A spacer is a special widget that tries to push (horizontally or vertically) adjacent widgets to force them to take up as little space as possible. The editButton and removeButton objects will take up only the space of their text and will be pushed to the edge of the window when resized.

You can add sub layouts of any type in a form (vertical, horizontal, grid, form) and create a complex-looking application with a combination of widgets, spacers, and layouts. These tools are targeted at designing a good-looking desktop application that can react properly to different window geometries.

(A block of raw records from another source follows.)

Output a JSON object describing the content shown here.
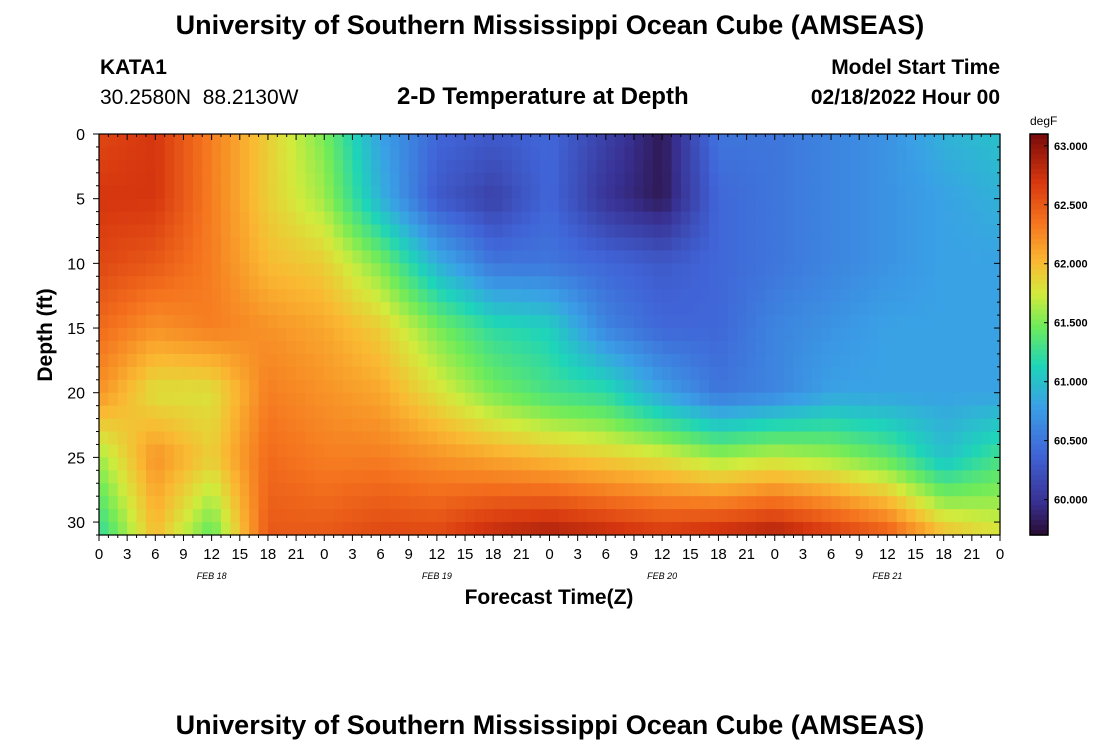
{
  "header": {
    "title": "University of Southern Mississippi Ocean Cube (AMSEAS)",
    "station": "KATA1",
    "coords": "30.2580N  88.2130W",
    "model_label": "Model Start Time",
    "model_time": "02/18/2022 Hour 00",
    "footer_title": "University of Southern Mississippi Ocean Cube (AMSEAS)"
  },
  "chart_data": {
    "type": "heatmap",
    "title": "2-D Temperature at Depth",
    "xlabel": "Forecast Time(Z)",
    "ylabel": "Depth (ft)",
    "xlim": [
      0,
      96
    ],
    "ylim": [
      0,
      31
    ],
    "x_tick_hours": [
      0,
      3,
      6,
      9,
      12,
      15,
      18,
      21,
      24,
      27,
      30,
      33,
      36,
      39,
      42,
      45,
      48,
      51,
      54,
      57,
      60,
      63,
      66,
      69,
      72,
      75,
      78,
      81,
      84,
      87,
      90,
      93,
      96
    ],
    "x_tick_labels": [
      "0",
      "3",
      "6",
      "9",
      "12",
      "15",
      "18",
      "21",
      "0",
      "3",
      "6",
      "9",
      "12",
      "15",
      "18",
      "21",
      "0",
      "3",
      "6",
      "9",
      "12",
      "15",
      "18",
      "21",
      "0",
      "3",
      "6",
      "9",
      "12",
      "15",
      "18",
      "21",
      "0"
    ],
    "date_labels": [
      {
        "hour": 12,
        "label": "FEB 18"
      },
      {
        "hour": 36,
        "label": "FEB 19"
      },
      {
        "hour": 60,
        "label": "FEB 20"
      },
      {
        "hour": 84,
        "label": "FEB 21"
      }
    ],
    "y_ticks": [
      0,
      5,
      10,
      15,
      20,
      25,
      30
    ],
    "y_tick_labels": [
      "0",
      "5",
      "10",
      "15",
      "20",
      "25",
      "30"
    ],
    "colorbar": {
      "unit": "degF",
      "vmin": 59.7,
      "vmax": 63.1,
      "ticks": [
        60.0,
        60.5,
        61.0,
        61.5,
        62.0,
        62.5,
        63.0
      ],
      "tick_labels": [
        "60.000",
        "60.500",
        "61.000",
        "61.500",
        "62.000",
        "62.500",
        "63.000"
      ],
      "colormap": "turbo"
    },
    "grid_hours": [
      0,
      6,
      12,
      18,
      24,
      30,
      36,
      42,
      48,
      54,
      60,
      66,
      72,
      78,
      84,
      90,
      96
    ],
    "grid_depths": [
      0,
      5,
      10,
      15,
      20,
      25,
      31
    ],
    "temperature_degF": [
      [
        62.6,
        62.7,
        62.3,
        61.9,
        61.5,
        60.8,
        60.4,
        60.3,
        60.4,
        60.1,
        59.8,
        60.5,
        60.5,
        60.6,
        60.7,
        60.9,
        61.0
      ],
      [
        62.7,
        62.7,
        62.3,
        61.9,
        61.6,
        60.9,
        60.3,
        60.1,
        60.4,
        60.0,
        59.8,
        60.4,
        60.5,
        60.6,
        60.7,
        60.8,
        60.9
      ],
      [
        62.6,
        62.5,
        62.3,
        62.0,
        61.9,
        61.5,
        60.9,
        60.5,
        60.5,
        60.4,
        60.3,
        60.4,
        60.5,
        60.6,
        60.7,
        60.8,
        60.8
      ],
      [
        62.4,
        62.2,
        62.3,
        62.2,
        62.1,
        61.9,
        61.5,
        61.2,
        61.1,
        60.6,
        60.4,
        60.4,
        60.6,
        60.7,
        60.8,
        60.8,
        60.8
      ],
      [
        62.2,
        61.8,
        61.8,
        62.3,
        62.2,
        62.1,
        61.8,
        61.5,
        61.3,
        61.2,
        60.8,
        60.5,
        60.6,
        60.8,
        60.8,
        60.8,
        60.8
      ],
      [
        61.6,
        62.2,
        61.9,
        62.4,
        62.3,
        62.3,
        62.2,
        62.1,
        62.0,
        61.9,
        61.8,
        61.6,
        61.7,
        61.6,
        61.4,
        61.0,
        61.3
      ],
      [
        61.2,
        62.0,
        61.4,
        62.5,
        62.5,
        62.6,
        62.6,
        62.8,
        62.9,
        62.8,
        62.7,
        62.8,
        62.9,
        62.7,
        62.5,
        62.0,
        61.8
      ]
    ]
  }
}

The Designer part is finished, so we can switch to the Task source code. Since we created a Qt Designer Form class, Task is closely linked to its UI. We will use this as a leverage to store our model in a single place. When we create a Task object, it has to have a name:

#ifndef TASK_H 
#define TASK_H 
 
#include <QWidget> 
#include <QString> 
 
namespace Ui { 
class Task; 
} 
 
class Task : public QWidget 
{ 
    Q_OBJECT 
 
public: 
    explicit Task(const QString& name, QWidget *parent = 0); 
    ~Task(); 
 
    void setName(const QString& name); 
    QString name() const; 
    bool isCompleted() const; 
     
private: 
    Ui::Task *ui; 
}; 
 
#endif // TASK_H 

The constructor specifies a name and, as you can see, there are no private fields storing any state of the object. All of this will be done in the form part. We also added some getters and setters that will interact with the form. It's better to have a model completely separated from the UI, but our example is simple enough to merge them. Moreover, the Task implementation details are hidden from the outside world and can still be refactored later on. Here is the content of the Task.cpp file:

#include "Task.h" 
#include "ui_Task.h" 
 
Task::Task(const QString& name, QWidget *parent) : 
        QWidget(parent), 
        ui(new Ui::Task) 
{ 
    ui->setupUi(this); 
    setName(name); 
} 
 
Task::~Task() 
{ 
    delete ui; 
} 
 
void Task::setName(const QString& name) 
{ 
    ui->checkbox->setText(name); 
} 
 
QString Task::name() const 
{ 
    return ui->checkbox->text(); 
} 
 
bool Task::isCompleted() const 
{ 
   return ui->checkbox->isChecked(); 
} 

The implementation is straightforward; we store the information in ui->checkbox and both the name() and the isCompleted() getters take their data from ui->checkbox.